Evet, ne var? ‘Hayatla ilgili konular’ı tartışmaktan nefret eden ve bu konuları Bismark’ın aydınlarından oluşan bir ‘ortak duyu’nun ‘onayı’na (mutabakatına) bırakan Kant’ın koyduğu felsefi din yasağı da bozulmuşken üstelik. Ve yine üstelik bu bozulma, bilimin, teknolojinin, modern toplumun gelişmesine eşlik eden büyük sistemlerin, meta anlatıların çöküşüyle örtüşmüşken? Ve bu aynı zamanda bütün köktenciliklerin sonunu getirmişken? Tartışılacak ve üzerinde mutabık kalınacak ne var? Din ve norm üzerinde bir ‘mutabakat’ tesis edilebilir mi? Din ve norm rasyonel olabilir mi? (Soruların saçmalığını bağışlayın). Dinin geri dönüşünün orijinal formunda ya da otantik yorumu içinde bir dönüş olmadığını, bir popüler bilinç içeriği olarak, pragmatik bir ideoloji olarak dönüş olduğunu başka yerde tartıştım. Yine de G. Vattimo’nun oldukça öğretici olan şu tespitini paylaşalım: “Dinlerin ortak kökü, bugün felsefede dinin geri dönüşü ve toplumumuz aracılığıyla ilerleyişi bir teknobilim çağı olarak, ya da Heideggerci deyişle, bir dünya resmi çağı olarak modernliğe başvuruya uzanma ihtiyacıdır.” (1998:86). Bir yandan metafiziğin ve onun meta anlatılarının çöküşünü alkışlamak (bütün ‘temeller’ ‘dogmalar’ çöktü yaşasın!) fakat bir yandan da yalnızca popüler bilinçte dinin geri dönüşü ve evrensel normlar (hukuk) içinde ifadesini bulan bir temel tesis etme ihtiyacıyla, kendini tam da söz konusu çöküşü izleyen (çöküşün yarattığı boşluğu işgal eden) bu ikili içinde ifade etme, makulleştirme jesti… İslamist ve liberal mutabakatçılığı ‘yeni’ olarak sunan düşünceyle karşılaşan her düşünce bu temel çelişkiyle yüzleşmek durumundadır. Çünkü tarihsel seyri içinde (özellikle iki binli yıllarla birlikte Türkiye’de ‘apaçık görünür’ olan) kesin bir gerçek varsa, o da popüler bilinç olarak bu ikilinin (din ve hukuk) kendini ‘yeni bir temel’ olarak sunuşunun pratikte ancak (ve tam anlamıyla Habermascı mutabakatçılığın iflası olarak) ‘ötekinin istilası’ (kimlik politikaları) biçimini almış olmasıdır. Modern sonrasında ‘yeni’ olan budur ve ‘ötekinin istilası’, neoliberal yönetim sanatının din ve evrensel normlar üzerindeki ısrarının en tipik bildirimidir.
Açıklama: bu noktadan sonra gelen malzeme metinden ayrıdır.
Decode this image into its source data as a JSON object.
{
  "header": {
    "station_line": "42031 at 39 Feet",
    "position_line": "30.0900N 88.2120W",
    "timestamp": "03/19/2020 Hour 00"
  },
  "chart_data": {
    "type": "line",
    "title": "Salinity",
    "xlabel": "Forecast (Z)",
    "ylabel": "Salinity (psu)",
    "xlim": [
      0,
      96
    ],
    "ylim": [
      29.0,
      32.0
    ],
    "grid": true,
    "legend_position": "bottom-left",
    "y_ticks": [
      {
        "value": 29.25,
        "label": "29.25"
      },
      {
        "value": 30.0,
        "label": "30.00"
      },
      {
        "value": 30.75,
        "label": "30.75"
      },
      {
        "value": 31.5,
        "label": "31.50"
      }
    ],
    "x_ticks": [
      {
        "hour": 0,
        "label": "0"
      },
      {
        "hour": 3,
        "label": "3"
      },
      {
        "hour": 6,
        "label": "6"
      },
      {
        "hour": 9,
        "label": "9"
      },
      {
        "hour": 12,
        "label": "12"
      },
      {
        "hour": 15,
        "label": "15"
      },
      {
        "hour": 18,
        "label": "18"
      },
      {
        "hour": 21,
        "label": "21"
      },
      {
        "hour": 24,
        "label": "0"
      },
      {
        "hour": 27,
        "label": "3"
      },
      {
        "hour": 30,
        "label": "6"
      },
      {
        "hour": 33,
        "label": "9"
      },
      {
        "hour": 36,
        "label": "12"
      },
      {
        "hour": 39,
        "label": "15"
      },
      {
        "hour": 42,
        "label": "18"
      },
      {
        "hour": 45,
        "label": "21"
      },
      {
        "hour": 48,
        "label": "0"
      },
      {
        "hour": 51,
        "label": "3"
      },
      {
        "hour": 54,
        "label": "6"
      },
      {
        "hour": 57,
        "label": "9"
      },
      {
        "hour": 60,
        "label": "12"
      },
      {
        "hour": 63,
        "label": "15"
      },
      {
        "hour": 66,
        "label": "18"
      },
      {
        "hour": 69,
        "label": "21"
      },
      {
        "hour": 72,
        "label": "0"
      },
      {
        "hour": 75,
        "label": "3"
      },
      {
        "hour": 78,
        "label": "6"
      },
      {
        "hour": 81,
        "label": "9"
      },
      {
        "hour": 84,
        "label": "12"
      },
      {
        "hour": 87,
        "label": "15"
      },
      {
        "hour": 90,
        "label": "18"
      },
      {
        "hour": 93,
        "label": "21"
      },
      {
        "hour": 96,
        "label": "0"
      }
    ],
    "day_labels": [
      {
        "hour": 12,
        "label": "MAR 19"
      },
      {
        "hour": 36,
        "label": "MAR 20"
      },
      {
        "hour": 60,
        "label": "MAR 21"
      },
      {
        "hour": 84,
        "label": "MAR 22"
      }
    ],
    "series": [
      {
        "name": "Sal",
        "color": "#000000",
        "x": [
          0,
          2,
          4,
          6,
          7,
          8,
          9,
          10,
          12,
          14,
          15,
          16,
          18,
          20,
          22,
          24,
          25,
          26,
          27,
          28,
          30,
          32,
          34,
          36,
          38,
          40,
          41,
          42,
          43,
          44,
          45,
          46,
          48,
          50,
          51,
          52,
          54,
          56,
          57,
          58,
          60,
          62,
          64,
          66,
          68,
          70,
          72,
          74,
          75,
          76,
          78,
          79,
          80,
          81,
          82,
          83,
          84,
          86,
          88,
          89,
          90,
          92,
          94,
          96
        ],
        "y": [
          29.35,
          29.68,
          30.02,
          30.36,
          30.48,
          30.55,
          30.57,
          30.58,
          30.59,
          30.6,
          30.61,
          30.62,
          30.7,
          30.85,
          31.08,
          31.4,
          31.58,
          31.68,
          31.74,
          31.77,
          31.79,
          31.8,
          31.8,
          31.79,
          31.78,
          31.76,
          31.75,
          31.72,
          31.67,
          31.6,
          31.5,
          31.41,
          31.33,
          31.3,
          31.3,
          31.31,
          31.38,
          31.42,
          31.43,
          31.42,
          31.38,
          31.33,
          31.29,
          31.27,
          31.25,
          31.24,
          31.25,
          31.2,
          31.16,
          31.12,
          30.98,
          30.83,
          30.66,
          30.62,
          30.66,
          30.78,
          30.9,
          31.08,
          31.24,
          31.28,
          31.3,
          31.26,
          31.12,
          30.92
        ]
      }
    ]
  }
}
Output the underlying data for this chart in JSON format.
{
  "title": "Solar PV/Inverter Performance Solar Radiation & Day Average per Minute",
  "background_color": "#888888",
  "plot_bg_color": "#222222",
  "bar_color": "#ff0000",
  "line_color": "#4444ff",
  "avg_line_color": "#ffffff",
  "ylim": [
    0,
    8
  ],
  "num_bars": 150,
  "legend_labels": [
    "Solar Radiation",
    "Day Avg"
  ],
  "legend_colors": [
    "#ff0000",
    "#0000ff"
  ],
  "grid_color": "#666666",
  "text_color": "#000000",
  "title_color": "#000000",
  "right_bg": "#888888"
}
Habermas’ın modernliği ‘iletişimsel rasyonalite’ ile tamamlama projesi temelde Nietzsche, Heidegger’den geçip gelen metafiziğin hakkından gelme çabası olarak okunabilir. Fakat bunu yaparken tam da Kant gibi “…kendini, mevcudiyetin güven verici otoritesini terk etmeye çağırırken buldu ve bundan dolayı o hermeneutik haline geldi, …Mevcut olanı bu terk, mevcuttan bu vazgeçiş post metafizik felsefeye ve özellikle hermeneutiklere, kaçınılmaz olarak ‘düşkün’ bir karakter kazandırır. Başka deyişle, metafiziğin hakkından gelmek, sadece nihilizm olarak vuku bulmaktadır. Nihilizm …sadece belirsiz bir zayıflık, alçalma, düşme ve düşkünleşme süreci olarak düşünülebilir” (G.Vattimo, 1998: 93 ). Öznelerarası mutabakatçı aklın, modern özne hümanizmine karşı bir yerden yola çıkıp tam da böyle bir humiliation’a varması ironik bir durumdur. İnsan gerçekliğini tanımlayan üç temel etkinliği yaşamak, konuşmak ve emek olarak toparlarsak, modernliğin temel yanlışı bunları (birbirine borçlu olan paralel unsurlar olarak değil, tersine) birbirlerine indirgeyerek, ya da birini belirleyici diğerlerini tabi hale getirerek düşünmek oldu. Emeği belirleyici görmek nasıl modern bir yanlış ise, moderniteye karşı çıkan fakat post metafizik bağlamda yine modernite içinde kalan mutabakatçı perspektifin bu kez ‘konuşmayı’ belirleyici kılması aynı türden bir yanlıştır. Antagonizma tam da bu ‘belirleme’ ya da ‘indirgeme’ mantığının ürünüdür. Habermas neyi uzlaştıracak? Görmezden geldiği, ya da yok saydığı yaşam ve emeğin varlıksallığını (rasyonel olarak -yani pragmatik olarak- güdülenen) konuşma prosedürü içinde ortadan kaldırmak, bir uzlaşma değil fiili olarak bir antagonizma inşa eder. Bu ‘fiili’ antagonizma, dil felsefesi ya da dil oyunları içinde bir tartışma prosedürü uzmanlığıyla mı aşılacak? Bu mümkün mü? Tam bu noktada Gadamer’in bile, (bile; çünkü Gadamer hermeneutiğin kurucularından biridir!) ikazı son derece anlamlıdır: “Habermas dilin ötesindeki tarihsel olarak gelişen “gerçek” koşullara ulaşmaya çalışmaktadır. Fakat dil sadece toplumun farklı boyutlarından biri değildir; toplumsal yaşamın ‘evrensel aracısı’dır. Özellikle emek ve iktidar dilin dışında değildir; tam tersine onunla dolayımlanmıştır” (akt. B. Dellaloğlu,1998:93).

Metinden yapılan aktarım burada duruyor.